Kong never hurts the blonde, and let me be clear––despite his power and temper, my father never hit me, though he was awful intimidating. Sometimes when I interrupted his workout, we’d lie together on the floor and watch TV, but more often he was ticked. Other times, he wouldn’t shout or say anything at all if I disturbed him, he’d just look at me like I’d done something that reminded him of my mother. That was worse. I feel stupid comparing my father to a giant ape, and even stupider that that makes me the blonde, but as surely as Dwan, I faced the task of reconciling dread with love in that basement. Neither of us, Dwan or me, was particularly faithful. When the curtain falls, she’ll be looking for the nearest dotted line. And I haven’t seen my father in more than twenty years.

Kong isn’t strictly a mnemonic charge for me, he’s a measure of scale. He has determined variously the relative size of things: movie theaters, houses, a father. Also, skyscrapers. De Laurentiis’s intention in pushing the story forward in time was not to make King Kong ’76 more topical, although inadvertently that’s what he accomplished (Jackson’s version is the first to underwhelm the ledger, and the first not to be contemporaneous with its audience). De Laurentiis wanted a big finale, and he planned to stage the last battle on top of the newly constructed World Trade Center site rather than the Empire State building (at the time, no longer Manhattan’s tallest structure). Kong goes looking for asylum above these two steel dicks because they remind him of a similar rock formation on Skull Island.

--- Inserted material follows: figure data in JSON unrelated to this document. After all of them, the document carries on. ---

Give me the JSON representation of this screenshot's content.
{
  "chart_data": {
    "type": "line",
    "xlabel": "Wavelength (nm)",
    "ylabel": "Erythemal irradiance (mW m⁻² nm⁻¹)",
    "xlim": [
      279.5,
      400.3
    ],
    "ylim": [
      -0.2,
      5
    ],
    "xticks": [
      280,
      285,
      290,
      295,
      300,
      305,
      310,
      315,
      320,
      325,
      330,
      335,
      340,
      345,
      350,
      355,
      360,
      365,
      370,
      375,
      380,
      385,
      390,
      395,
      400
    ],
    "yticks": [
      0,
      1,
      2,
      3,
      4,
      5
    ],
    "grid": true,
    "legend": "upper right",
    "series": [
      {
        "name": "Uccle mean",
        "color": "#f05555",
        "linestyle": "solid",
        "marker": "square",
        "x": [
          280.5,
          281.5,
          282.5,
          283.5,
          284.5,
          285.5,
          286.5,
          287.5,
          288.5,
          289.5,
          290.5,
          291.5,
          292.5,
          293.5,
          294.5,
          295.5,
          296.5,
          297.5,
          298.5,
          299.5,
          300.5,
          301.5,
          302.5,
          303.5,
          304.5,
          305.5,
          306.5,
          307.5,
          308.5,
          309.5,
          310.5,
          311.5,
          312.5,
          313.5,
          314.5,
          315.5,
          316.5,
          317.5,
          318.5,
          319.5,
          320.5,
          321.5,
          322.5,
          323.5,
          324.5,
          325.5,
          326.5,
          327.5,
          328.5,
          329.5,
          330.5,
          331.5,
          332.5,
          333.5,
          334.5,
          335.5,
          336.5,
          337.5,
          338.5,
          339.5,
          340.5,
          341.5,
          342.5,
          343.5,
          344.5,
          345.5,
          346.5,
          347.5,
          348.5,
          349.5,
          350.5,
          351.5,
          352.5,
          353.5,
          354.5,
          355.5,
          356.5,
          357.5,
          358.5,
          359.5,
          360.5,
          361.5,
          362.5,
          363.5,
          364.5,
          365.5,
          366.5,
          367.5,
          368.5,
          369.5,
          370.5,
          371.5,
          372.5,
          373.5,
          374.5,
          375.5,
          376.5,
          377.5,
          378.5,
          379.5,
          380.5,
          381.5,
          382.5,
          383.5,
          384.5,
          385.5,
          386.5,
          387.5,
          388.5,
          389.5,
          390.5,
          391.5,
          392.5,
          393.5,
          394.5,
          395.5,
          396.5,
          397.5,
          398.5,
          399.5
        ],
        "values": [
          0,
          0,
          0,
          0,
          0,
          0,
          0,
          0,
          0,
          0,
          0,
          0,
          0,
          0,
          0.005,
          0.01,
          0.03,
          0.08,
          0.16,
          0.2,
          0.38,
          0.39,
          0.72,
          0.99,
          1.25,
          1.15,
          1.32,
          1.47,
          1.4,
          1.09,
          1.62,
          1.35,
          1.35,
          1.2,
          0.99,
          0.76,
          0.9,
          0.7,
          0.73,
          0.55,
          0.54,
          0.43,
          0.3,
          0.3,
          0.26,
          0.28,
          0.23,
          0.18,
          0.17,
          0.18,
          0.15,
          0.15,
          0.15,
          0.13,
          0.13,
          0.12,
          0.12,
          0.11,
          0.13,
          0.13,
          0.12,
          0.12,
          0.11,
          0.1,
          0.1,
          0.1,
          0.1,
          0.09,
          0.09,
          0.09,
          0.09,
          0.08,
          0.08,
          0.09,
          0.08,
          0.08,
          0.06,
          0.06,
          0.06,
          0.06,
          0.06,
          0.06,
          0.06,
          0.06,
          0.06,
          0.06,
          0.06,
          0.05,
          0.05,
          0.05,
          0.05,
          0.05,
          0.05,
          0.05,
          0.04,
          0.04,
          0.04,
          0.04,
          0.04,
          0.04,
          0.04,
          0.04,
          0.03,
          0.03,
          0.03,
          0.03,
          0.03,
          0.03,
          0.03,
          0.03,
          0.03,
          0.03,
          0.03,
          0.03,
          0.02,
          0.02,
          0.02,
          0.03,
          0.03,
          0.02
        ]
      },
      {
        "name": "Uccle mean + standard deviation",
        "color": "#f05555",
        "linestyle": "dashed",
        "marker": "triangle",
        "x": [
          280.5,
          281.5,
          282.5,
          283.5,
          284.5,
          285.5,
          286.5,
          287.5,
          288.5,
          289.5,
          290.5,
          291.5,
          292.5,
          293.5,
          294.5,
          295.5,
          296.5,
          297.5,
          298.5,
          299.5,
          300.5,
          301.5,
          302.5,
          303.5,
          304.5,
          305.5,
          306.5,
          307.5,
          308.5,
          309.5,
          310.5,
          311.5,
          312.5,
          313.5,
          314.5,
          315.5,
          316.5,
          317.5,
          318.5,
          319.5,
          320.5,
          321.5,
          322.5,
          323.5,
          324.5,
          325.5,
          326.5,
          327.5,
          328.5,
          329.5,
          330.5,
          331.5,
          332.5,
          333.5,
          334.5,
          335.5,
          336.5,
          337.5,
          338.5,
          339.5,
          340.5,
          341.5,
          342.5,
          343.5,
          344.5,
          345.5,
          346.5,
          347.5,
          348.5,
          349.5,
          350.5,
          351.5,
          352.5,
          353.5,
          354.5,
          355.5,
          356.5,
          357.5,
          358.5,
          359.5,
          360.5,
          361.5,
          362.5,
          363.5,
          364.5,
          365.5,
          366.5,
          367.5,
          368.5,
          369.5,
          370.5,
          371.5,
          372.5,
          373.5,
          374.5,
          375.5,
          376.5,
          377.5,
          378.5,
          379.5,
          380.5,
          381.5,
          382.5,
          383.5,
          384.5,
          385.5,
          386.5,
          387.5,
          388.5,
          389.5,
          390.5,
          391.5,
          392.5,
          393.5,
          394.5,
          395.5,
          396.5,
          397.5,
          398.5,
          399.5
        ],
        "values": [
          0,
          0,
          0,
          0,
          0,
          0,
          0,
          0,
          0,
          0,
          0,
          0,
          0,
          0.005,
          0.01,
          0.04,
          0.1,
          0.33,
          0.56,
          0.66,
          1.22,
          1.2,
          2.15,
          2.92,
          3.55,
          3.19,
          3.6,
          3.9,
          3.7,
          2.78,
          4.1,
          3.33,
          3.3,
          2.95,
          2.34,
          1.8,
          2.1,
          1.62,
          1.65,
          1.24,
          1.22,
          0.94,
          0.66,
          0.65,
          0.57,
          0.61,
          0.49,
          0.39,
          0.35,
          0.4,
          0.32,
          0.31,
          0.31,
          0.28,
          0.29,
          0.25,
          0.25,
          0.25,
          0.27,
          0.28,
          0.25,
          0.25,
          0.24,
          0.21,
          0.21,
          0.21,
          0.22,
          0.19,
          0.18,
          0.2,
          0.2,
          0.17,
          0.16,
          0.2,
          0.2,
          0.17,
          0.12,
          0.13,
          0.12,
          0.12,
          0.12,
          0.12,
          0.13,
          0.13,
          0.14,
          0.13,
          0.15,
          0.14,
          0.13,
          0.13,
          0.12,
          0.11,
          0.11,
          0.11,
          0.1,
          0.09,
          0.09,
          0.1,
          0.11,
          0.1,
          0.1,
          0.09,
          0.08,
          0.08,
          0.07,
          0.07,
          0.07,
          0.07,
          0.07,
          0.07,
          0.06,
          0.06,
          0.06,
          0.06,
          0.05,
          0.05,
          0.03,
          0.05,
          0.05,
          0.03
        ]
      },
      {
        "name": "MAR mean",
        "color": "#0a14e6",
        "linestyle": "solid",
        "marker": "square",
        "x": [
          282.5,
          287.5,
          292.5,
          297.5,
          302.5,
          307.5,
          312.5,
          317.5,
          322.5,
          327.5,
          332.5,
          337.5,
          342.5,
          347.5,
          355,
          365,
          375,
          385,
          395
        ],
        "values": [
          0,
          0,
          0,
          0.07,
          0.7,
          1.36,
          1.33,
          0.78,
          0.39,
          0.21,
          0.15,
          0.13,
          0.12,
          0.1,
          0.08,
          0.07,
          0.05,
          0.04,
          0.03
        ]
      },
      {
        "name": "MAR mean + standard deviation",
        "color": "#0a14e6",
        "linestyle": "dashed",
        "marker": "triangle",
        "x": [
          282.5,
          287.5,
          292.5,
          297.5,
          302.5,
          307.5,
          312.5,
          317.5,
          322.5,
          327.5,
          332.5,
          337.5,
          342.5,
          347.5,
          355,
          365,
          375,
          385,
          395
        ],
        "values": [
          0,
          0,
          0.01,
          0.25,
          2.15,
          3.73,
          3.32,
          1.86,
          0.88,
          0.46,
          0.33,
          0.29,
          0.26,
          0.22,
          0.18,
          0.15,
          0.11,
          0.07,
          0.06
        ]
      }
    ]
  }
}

He’s trying, in other words, to get home.

For the last fifteen years, off and on, I’ve made New York my home, and I wonder if before they were destroyed those towers weren’t calling me. When we are children, does anything so violently chip away that first soft chunk of our innocence as the sudden knowledge of impermanence? I’m stuck with Kong, and he’ll stay with me my entire life, paradoxically because he taught me that nothing else will.